From Saturday, self-contained holiday accommodation providers will also be allowed to reopen their doors in time for the Easter break.

The rules will also allow up to six people from two different households to meet and exercise outdoors.

The Welsh Government said accommodation is deemed to be self-contained when it "does not require guests to share washing facilities, toilets or kitchens", such as caravans.

Self-contained accommodation also extends to cover B&Bs and hostels which have en-suite facilities and room service meals.

One campsite owner welcomed the reopening of of their business in Caernarfon, but said most of their trade comes from tourists traveling across the border from England.

Catherine Hummel, owner of Riverside Camping, said: '' Usually easter is very busy but 90% of our customers are from England so it's going to be quieter.

''We're going to miss our English customers because they are the bulk of our trade but we'll take what we can at the moment really.

''We also understand that a phased response is very important at the moment, tourism is so key in north Wales so we have to have our local community on board.''

Credit: PA

The leader of Plaid Cymru questioned Welsh Government's approach to easing the rules on tourism, claiming that many will not open if they are not allowed to take guests from England.

Adam Price MS said: "Because they are so heavily geared towards visitors from England, the reality is for many of them it's simply not worth opening at this stage.

"And I wonder to what extent the Welsh Government has engaged properly with the tourism sector to understand the economics of the industry."

The Welsh Conservatives welcomed the easing of travel restrictions but added that more detail is needed for future lifting of lockdown rules.

The party leader, Andrew RT Davies MS, said: "We’ve been in lockdown longer than anywhere else in Britain, but we’re making good progress thanks to the hard work of people and communities across Wales.

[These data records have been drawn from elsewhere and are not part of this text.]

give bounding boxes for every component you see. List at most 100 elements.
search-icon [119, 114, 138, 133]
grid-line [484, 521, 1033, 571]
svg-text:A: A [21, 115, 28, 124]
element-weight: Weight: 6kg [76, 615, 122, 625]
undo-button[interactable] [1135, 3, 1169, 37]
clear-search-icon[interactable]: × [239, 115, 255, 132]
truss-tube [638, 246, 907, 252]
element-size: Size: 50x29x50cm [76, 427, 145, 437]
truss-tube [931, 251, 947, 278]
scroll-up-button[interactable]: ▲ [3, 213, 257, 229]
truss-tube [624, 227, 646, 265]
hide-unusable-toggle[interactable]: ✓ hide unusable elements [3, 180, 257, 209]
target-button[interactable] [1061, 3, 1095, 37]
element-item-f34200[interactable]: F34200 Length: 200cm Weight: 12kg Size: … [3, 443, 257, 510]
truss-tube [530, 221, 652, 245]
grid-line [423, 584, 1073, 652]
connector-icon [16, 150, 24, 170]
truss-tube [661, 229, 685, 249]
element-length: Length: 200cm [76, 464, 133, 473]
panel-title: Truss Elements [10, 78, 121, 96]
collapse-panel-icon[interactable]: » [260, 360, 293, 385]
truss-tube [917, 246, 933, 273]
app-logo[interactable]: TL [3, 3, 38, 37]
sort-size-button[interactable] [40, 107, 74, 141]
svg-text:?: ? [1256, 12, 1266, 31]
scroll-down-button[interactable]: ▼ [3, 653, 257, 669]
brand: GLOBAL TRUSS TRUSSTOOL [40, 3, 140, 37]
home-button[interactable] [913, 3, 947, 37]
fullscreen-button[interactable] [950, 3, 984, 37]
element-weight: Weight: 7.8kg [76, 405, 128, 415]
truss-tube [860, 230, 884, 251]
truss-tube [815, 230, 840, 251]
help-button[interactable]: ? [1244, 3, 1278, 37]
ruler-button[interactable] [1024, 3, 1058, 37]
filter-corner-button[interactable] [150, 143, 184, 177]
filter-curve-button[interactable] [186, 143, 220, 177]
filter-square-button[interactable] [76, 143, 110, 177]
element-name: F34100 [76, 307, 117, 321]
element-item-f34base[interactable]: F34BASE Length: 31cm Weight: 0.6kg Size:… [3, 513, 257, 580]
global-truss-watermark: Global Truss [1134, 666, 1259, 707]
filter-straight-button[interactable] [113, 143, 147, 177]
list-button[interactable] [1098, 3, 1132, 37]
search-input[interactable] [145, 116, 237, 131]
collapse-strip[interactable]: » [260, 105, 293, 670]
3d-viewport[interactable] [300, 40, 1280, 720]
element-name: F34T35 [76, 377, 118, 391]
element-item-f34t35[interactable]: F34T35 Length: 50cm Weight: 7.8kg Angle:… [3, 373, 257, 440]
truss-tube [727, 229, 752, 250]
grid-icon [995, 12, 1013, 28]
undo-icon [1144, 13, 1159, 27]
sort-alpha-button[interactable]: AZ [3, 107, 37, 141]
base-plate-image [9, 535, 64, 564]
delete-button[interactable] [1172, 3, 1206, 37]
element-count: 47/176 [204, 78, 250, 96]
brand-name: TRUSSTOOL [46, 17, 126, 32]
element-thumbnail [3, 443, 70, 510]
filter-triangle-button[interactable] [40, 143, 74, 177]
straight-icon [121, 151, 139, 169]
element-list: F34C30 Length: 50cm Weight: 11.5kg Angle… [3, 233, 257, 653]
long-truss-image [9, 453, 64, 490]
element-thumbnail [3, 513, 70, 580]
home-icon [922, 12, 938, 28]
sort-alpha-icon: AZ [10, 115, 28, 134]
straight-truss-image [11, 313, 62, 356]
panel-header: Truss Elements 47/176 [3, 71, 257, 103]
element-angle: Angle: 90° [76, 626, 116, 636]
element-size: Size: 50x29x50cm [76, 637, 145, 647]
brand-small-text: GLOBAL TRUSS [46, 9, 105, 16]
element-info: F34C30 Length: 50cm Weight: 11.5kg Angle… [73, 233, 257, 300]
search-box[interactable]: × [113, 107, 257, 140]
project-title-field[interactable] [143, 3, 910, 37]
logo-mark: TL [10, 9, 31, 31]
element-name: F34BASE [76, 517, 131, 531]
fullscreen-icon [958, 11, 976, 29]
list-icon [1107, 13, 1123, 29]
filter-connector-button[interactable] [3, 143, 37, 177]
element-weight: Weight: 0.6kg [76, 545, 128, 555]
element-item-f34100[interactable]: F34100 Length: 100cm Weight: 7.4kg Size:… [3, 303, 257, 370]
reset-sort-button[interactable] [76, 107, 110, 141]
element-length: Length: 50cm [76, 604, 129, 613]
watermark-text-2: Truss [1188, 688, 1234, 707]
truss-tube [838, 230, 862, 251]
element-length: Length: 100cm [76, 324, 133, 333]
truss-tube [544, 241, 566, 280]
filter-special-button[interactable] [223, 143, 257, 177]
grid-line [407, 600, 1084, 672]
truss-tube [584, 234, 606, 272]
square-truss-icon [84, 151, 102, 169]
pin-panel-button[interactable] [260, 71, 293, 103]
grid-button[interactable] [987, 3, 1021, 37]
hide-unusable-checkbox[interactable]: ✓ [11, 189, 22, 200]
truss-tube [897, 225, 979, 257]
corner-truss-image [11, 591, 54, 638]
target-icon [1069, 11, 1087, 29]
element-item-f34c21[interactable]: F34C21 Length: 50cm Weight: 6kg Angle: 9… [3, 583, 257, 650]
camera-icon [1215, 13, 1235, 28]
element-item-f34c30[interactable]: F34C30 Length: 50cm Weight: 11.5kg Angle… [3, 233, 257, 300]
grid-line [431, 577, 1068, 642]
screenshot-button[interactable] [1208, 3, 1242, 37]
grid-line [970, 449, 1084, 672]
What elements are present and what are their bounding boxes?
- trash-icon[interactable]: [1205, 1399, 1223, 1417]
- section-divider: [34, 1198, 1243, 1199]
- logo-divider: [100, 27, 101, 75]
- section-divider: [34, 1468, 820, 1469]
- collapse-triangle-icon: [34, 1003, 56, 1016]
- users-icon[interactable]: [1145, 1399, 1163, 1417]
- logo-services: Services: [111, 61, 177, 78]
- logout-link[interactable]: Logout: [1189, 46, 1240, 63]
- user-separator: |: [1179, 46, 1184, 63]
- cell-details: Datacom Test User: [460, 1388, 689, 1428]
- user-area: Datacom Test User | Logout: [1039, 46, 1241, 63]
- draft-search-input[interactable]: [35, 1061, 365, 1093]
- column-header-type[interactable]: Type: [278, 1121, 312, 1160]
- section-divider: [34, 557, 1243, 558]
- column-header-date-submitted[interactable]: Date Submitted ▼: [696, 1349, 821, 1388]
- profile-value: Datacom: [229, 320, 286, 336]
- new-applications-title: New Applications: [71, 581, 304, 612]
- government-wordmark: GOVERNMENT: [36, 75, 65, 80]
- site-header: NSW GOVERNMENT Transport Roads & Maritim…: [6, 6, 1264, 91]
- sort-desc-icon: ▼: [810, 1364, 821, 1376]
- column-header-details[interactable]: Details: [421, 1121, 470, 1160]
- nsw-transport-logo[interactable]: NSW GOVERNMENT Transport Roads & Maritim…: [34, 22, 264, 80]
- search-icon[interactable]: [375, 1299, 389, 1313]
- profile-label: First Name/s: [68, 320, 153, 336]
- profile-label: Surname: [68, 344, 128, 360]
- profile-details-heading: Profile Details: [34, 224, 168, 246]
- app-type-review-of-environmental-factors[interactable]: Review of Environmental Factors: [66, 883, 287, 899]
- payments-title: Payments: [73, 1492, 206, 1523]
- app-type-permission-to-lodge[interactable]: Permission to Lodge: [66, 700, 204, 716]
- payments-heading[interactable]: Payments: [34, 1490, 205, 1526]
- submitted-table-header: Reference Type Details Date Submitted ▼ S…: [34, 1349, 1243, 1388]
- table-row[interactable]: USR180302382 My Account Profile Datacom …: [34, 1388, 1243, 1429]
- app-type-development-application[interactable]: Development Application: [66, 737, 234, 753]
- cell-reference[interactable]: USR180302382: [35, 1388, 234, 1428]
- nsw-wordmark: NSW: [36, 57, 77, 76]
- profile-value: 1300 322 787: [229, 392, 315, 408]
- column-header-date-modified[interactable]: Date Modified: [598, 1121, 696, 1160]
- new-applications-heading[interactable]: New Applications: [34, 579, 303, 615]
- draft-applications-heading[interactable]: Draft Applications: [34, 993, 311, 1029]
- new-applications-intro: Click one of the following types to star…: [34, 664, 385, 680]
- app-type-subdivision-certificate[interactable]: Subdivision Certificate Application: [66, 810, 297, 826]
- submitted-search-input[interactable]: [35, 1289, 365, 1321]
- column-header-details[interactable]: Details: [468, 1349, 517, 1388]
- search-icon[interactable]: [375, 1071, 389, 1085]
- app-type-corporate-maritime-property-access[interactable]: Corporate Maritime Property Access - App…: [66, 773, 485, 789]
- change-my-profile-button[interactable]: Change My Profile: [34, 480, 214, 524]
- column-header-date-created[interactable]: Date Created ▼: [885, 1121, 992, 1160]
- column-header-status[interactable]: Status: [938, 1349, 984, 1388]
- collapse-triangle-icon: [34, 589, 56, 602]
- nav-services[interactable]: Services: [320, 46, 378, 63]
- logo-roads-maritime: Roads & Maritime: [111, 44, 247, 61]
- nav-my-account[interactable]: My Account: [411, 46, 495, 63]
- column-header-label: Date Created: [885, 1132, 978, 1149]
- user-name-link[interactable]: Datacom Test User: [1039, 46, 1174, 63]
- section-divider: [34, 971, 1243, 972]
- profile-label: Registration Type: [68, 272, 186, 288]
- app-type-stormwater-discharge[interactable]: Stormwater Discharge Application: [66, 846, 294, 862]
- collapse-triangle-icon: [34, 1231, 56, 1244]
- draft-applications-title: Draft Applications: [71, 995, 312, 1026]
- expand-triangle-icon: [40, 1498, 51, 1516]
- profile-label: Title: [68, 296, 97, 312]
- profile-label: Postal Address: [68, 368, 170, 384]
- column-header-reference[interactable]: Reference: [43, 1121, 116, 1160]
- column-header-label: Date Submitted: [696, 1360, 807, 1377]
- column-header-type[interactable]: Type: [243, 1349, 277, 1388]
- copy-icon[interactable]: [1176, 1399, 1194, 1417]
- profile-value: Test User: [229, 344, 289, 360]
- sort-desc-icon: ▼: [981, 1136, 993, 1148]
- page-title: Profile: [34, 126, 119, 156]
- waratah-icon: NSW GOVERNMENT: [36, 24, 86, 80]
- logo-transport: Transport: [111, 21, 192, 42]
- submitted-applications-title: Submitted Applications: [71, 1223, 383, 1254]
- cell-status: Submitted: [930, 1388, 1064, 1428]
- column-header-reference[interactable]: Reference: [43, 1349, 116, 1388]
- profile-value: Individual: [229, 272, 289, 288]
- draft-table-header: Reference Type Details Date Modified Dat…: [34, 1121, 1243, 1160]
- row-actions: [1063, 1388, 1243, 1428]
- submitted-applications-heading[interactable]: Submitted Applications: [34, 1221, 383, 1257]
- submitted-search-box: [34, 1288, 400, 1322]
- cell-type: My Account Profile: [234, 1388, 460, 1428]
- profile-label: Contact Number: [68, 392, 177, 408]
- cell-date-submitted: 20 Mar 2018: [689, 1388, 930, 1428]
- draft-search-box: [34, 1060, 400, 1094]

“This is a positive step in the right direction but families, workers, and businesses are still crying out for more detail from Labour ministers, and that’s why the Welsh Conservatives would provide a comprehensive roadmap out of lockdown for Wales."

Six people from two households will also be able to meet outdoors. Credit: PA

First Minister Mark Drakeford has previously said that the easing of restrictions depended on coronavirus rates and the progress that had been made in getting infections down.

In the next review on 12 April, the Welsh Government has said it will consider the return of all pupils and students to schools and other educational settings.

It will also look at the reopening of all shops and close-contact services, as well as the lifting of the interim 'all-Wales travel area'.

Organised outdoor activities and sports for children and under 18s will be able to resume.

Open air monuments and gardens will also reopen, as well as libraries and archives.

On 22 March, the ban on supermarkets in Wales selling non-essential items was lifted.

Garden centres were also allowed to reopen for the first time this year.

At the time of the Welsh Government's last lockdown review, on Friday 12 March, Wales had the lowest coronavirus infection rate of the four UK nations.

Mr Drakeford said: "These further relaxations are part of our careful and phased approach to unlocking the restrictions and enabling people and businesses to resume their activities in the safest possible way.

"We’re only able to do this because of the sacrifices everyone across Wales has made over the last few months – everything you are doing to keep your loved ones safe is also keeping Wales safe.

"The public health position remains stable; our incredible vaccination programme goes from strength to strength – we have headroom to make these changes."